Well, I haven’t built any robots yet, but I do have a career in IT.
Looking back on my career, there were many opportunities that I didn’t take in the early days. But, I was always conservative and played things safe. My biggest barrier was always fear – fear that I didn’t know it all, fear that I wouldn’t be enough, fear that people would realize that I didn’t have the same education as they did, fear that I would fail. This changed when I joined Capgemini, mainly because of the people and knowledge they shared with me. Suddenly surrounded by inspiring and helpful colleagues, I was intrigued and curious about their roles and impressed with how they handled themselves in challenging situations.
I joined Capgemini as a Service Center Team Leader. The first few months were tough and I struggled. I would ask questions, go to my manager for direction, and realize that she did not always have the answers. I was frustrated because my customers were complaining and I didn’t know how things would pan out. I had to make a choice – quickly. I had a lot of ideas in mind but wasn’t sharing my thoughts because I feared what people would think. I realized that I knew more than I thought I did and that I could help reduce customers’ frustrations while providing solutions that could make the new company I worked for successful. Eventually, I started speaking up and found that many of these ideas or recommendations were being accepted, which was a little different than what I had been used to. At Capgemini, I could bring up a solution and be encouraged to implement it. And while initially my fears would creep up, I always took the challenge and began to use it as a learning opportunity – regardless of whether it was successful or not. I would ask questions and people would provide me with guidance or recommendations.
As I was encouraged by my leaders to take on more responsibilities, I pushed myself and slowly overcame my fears. I started welcoming new challenges because I realized that any knowledge I gained would be with me forever and make me a better and a stronger person. I embraced sharing my newly gained knowledge with peers and staff. I took on new responsibilities, constantly working to improve processes and procedures to improve gaps and improve inefficiencies.
In 2013, I was selected to participate in the first Capgemini protégé program, where we were assigned a mentor and invited to participate leadership meetings so that we could experience what our leaders had to deal with every day. In addition, by the end of the program, we had to come up with and present a revenue-generating business plan. This was very eye opening and encouraging and helped me allay any fears of moving up in my career. This program was very motivating and pushed me to work harder. We learned the difference between a manager and a leader and we had speakers talk about financials, contracts, and leadership skills.

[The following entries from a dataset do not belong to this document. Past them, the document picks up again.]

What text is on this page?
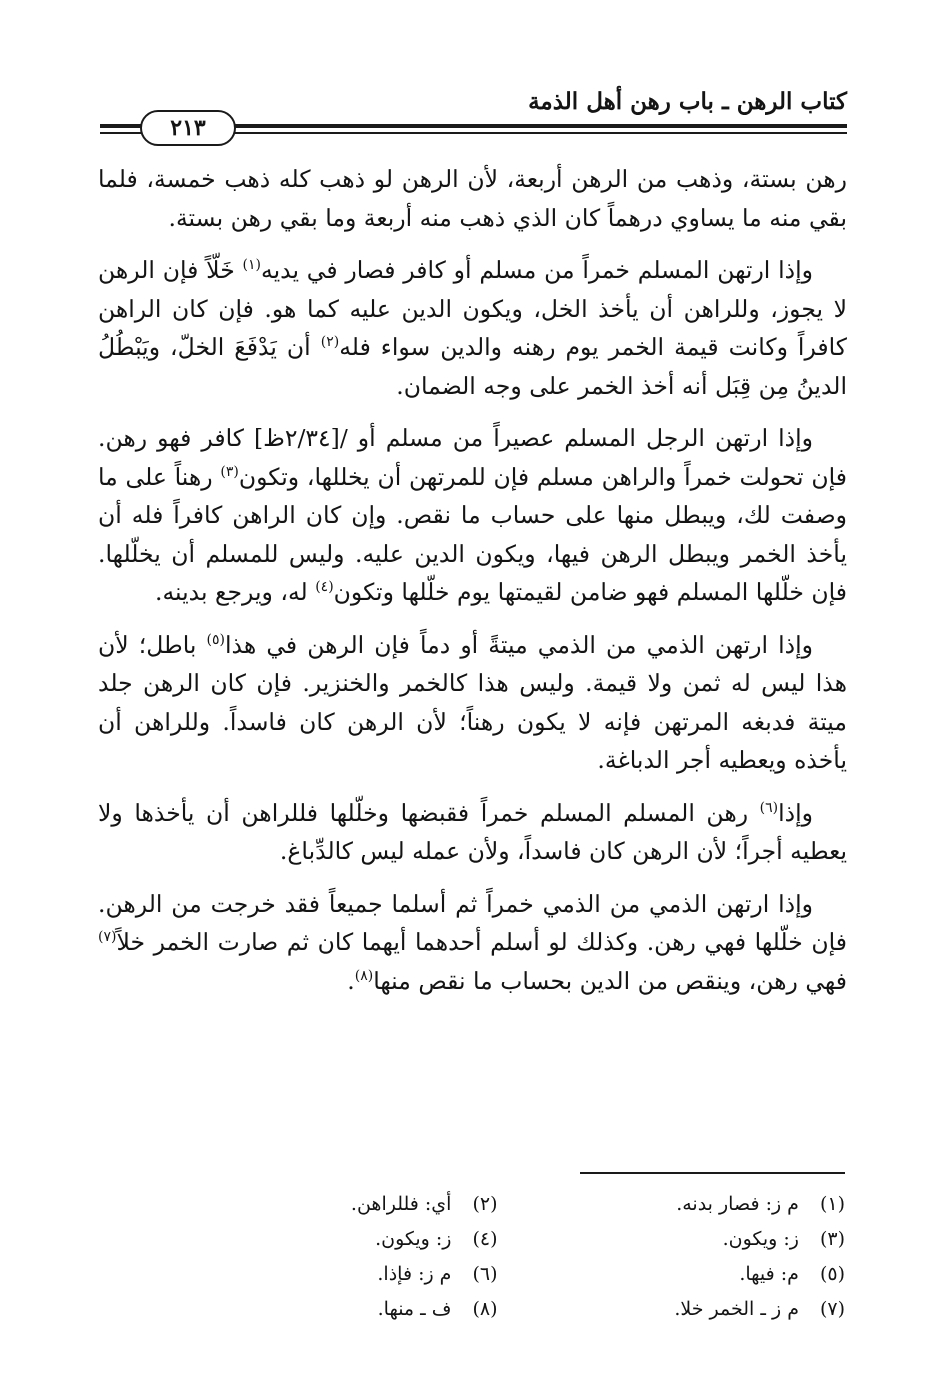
كتاب الرهن ـ باب رهن أهل الذمة
٢١٣

رهن بستة، وذهب من الرهن أربعة، لأن الرهن لو ذهب كله ذهب خمسة، فلما بقي منه ما يساوي درهماً كان الذي ذهب منه أربعة وما بقي رهن بستة.

وإذا ارتهن المسلم خمراً من مسلم أو كافر فصار في يديه$^{(١)}$ خَلّاً فإن الرهن لا يجوز، وللراهن أن يأخذ الخل، ويكون الدين عليه كما هو. فإن كان الراهن كافراً وكانت قيمة الخمر يوم رهنه والدين سواء فله$^{(٢)}$ أن يَدْفَعَ الخلّ، ويَبْطُلُ الدينُ مِن قِبَل أنه أخذ الخمر على وجه الضمان.

وإذا ارتهن الرجل المسلم عصيراً من مسلم أو /[٢/٣٤ظ] كافر فهو رهن. فإن تحولت خمراً والراهن مسلم فإن للمرتهن أن يخللها، وتكون$^{(٣)}$ رهناً على ما وصفت لك، ويبطل منها على حساب ما نقص. وإن كان الراهن كافراً فله أن يأخذ الخمر ويبطل الرهن فيها، ويكون الدين عليه. وليس للمسلم أن يخلّلها. فإن خلّلها المسلم فهو ضامن لقيمتها يوم خلّلها وتكون$^{(٤)}$ له، ويرجع بدينه.

وإذا ارتهن الذمي من الذمي ميتةً أو دماً فإن الرهن في هذا$^{(٥)}$ باطل؛ لأن هذا ليس له ثمن ولا قيمة. وليس هذا كالخمر والخنزير. فإن كان الرهن جلد ميتة فدبغه المرتهن فإنه لا يكون رهناً؛ لأن الرهن كان فاسداً. وللراهن أن يأخذه ويعطيه أجر الدباغة.

وإذا$^{(٦)}$ رهن المسلم المسلم خمراً فقبضها وخلّلها فللراهن أن يأخذها ولا يعطيه أجراً؛ لأن الرهن كان فاسداً، ولأن عمله ليس كالدِّباغ.

وإذا ارتهن الذمي من الذمي خمراً ثم أسلما جميعاً فقد خرجت من الرهن. فإن خلّلها فهي رهن. وكذلك لو أسلم أحدهما أيهما كان ثم صارت الخمر خلاً$^{(٧)}$ فهي رهن، وينقص من الدين بحساب ما نقص منها$^{(٨)}$.

(١) م ز: فصار بدنه.
(٢) أي: فللراهن.
(٣) ز: ويكون.
(٤) ز: ويكون.
(٥) م: فيها.
(٦) م ز: فإذا.
(٧) م ز ـ الخمر خلا.
(٨) ف ـ منها.
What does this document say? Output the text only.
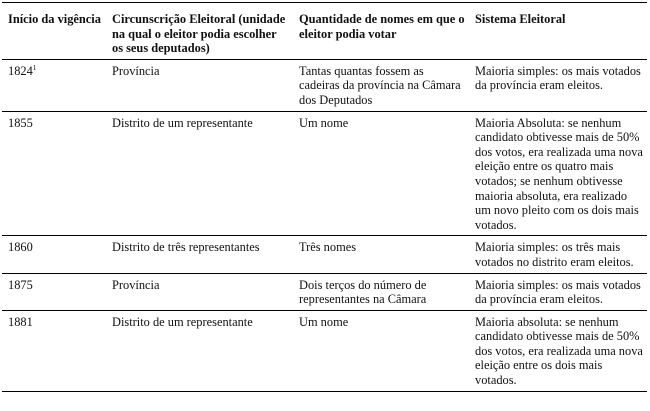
Início da vigência	Circunscrição Eleitoral (unidade na qual o eleitor podia escolher os seus deputados)	Quantidade de nomes em que o eleitor podia votar	Sistema Eleitoral
1824$^1$	Província	Tantas quantas fossem as cadeiras da província na Câmara dos Deputados	Maioria simples: os mais votados da província eram eleitos.
1855	Distrito de um representante	Um nome	Maioria Absoluta: se nenhum candidato obtivesse mais de 50% dos votos, era realizada uma nova eleição entre os quatro mais votados; se nenhum obtivesse maioria absoluta, era realizado um novo pleito com os dois mais votados.
1860	Distrito de três representantes	Três nomes	Maioria simples: os três mais votados no distrito eram eleitos.
1875	Província	Dois terços do número de representantes na Câmara	Maioria simples: os mais votados da província eram eleitos.
1881	Distrito de um representante	Um nome	Maioria absoluta: se nenhum candidato obtivesse mais de 50% dos votos, era realizada uma nova eleição entre os dois mais votados.
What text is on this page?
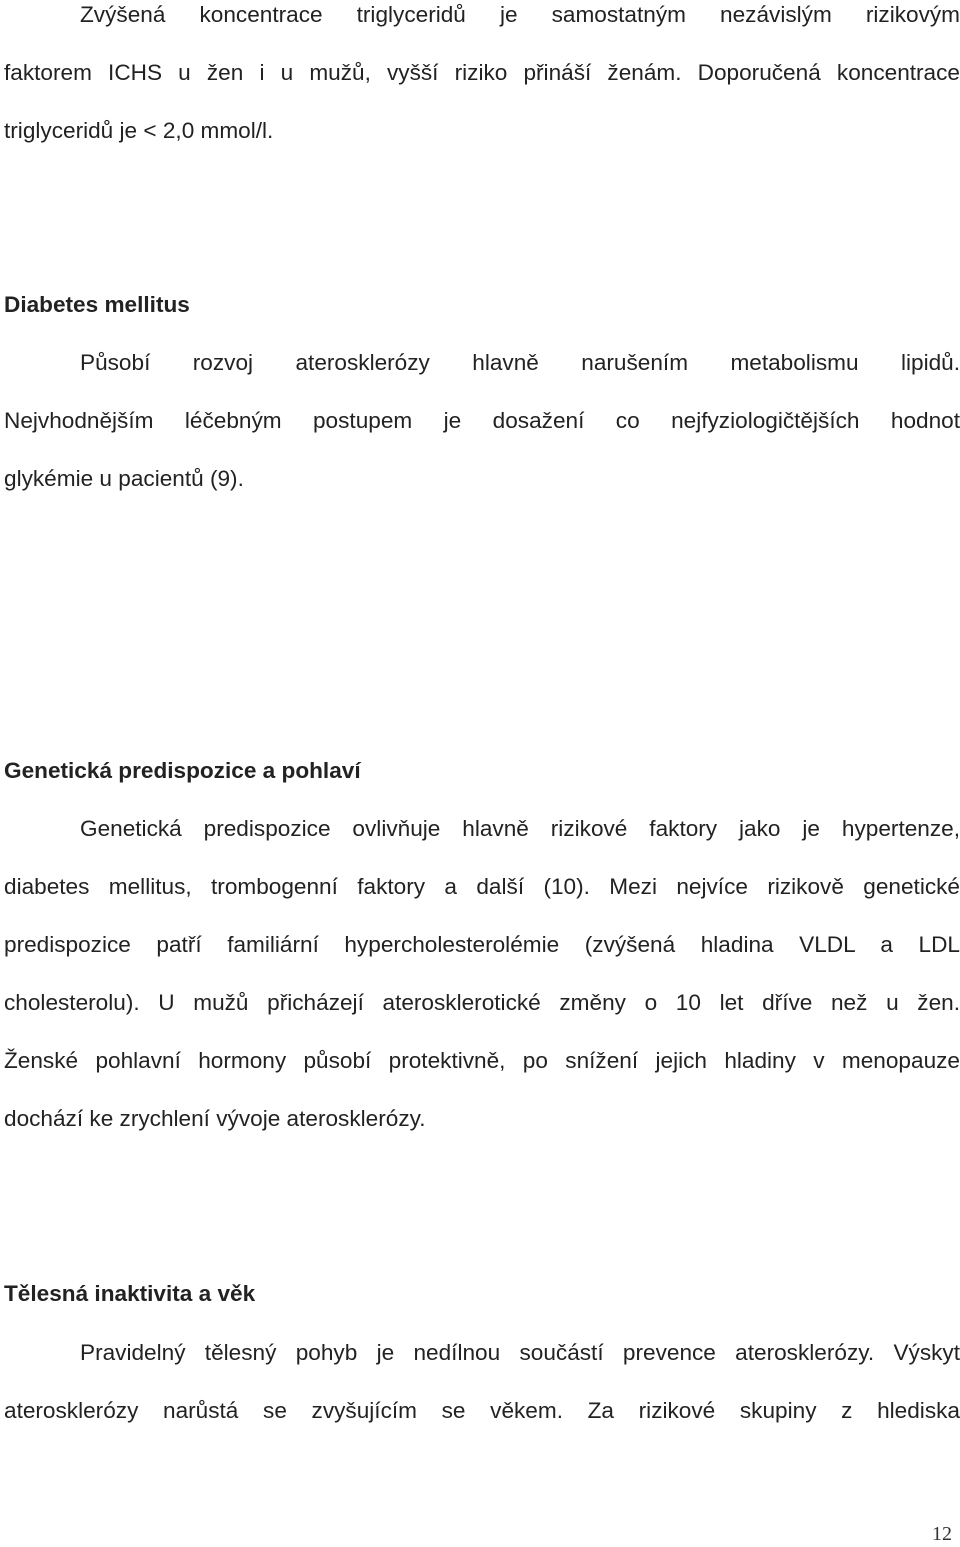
Zvýšená koncentrace triglyceridů je samostatným nezávislým rizikovým
faktorem ICHS u žen i u mužů, vyšší riziko přináší ženám. Doporučená koncentrace
triglyceridů je < 2,0 mmol/l.
Diabetes mellitus
Působí rozvoj aterosklerózy hlavně narušením metabolismu lipidů.
Nejvhodnějším léčebným postupem je dosažení co nejfyziologičtějších hodnot
glykémie u pacientů (9).
Genetická predispozice a pohlaví
Genetická predispozice ovlivňuje hlavně rizikové faktory jako je hypertenze,
diabetes mellitus, trombogenní faktory a další (10). Mezi nejvíce rizikově genetické
predispozice patří familiární hypercholesterolémie (zvýšená hladina VLDL a LDL
cholesterolu). U mužů přicházejí aterosklerotické změny o 10 let dříve než u žen.
Ženské pohlavní hormony působí protektivně, po snížení jejich hladiny v menopauze
dochází ke zrychlení vývoje aterosklerózy.
Tělesná inaktivita a věk
Pravidelný tělesný pohyb je nedílnou součástí prevence aterosklerózy. Výskyt
aterosklerózy narůstá se zvyšujícím se věkem. Za rizikové skupiny z hlediska
12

We were each assigned a personal mentor who helped us understand what leadership expects from presentations and how to make a business proposal. Today, I formally mentor two Capgemini employees and informally help many others.
To address my concerns regarding my lack of education, I decided to go back to school. I finished by BA in two years, juggling family, work, and school. As challenging as that was, it was something that I needed to do for myself.
Capgemini has many training programs that further career growth. Over the years, I’ve been offered several leadership programs. For example, this past year, I was nominated to participate in the OWL (Outstanding Women in Leadership) program, a program designed for women who exceed their performance expectations and are recognized as a potential future leaders and ambassadors for other women. I am honored to have participated in a program that has helped me further build my confidence in an industry dominated by men. I started noticing differences in how men and women addressed their fears and realized that I don’t have to know everything. I don’t have to have all the answers. I just need to have the courage to take on the challenges, be resourceful enough to find the answers, and expand my network within and beyond our organization. I enjoy many of the activities in OWL because I can relate them to day-to-day business and they allow me to try new ways of handling challenging situations and with feedback at the end.
Going forward I will continue to turn challenges into learning opportunities. As I continue in my career, I will take these lessons and apply them; test what works and tweak what doesn’t. Women can get ahead and be amazing leaders! For me it came down to me getting out of my own head and putting myself down thinking I would not be good enough because I didn’t know everything. I now know that I am good enough and intend to achieve more in my career.
I will make my teams and my accounts successful. I can make a positive difference and you can too.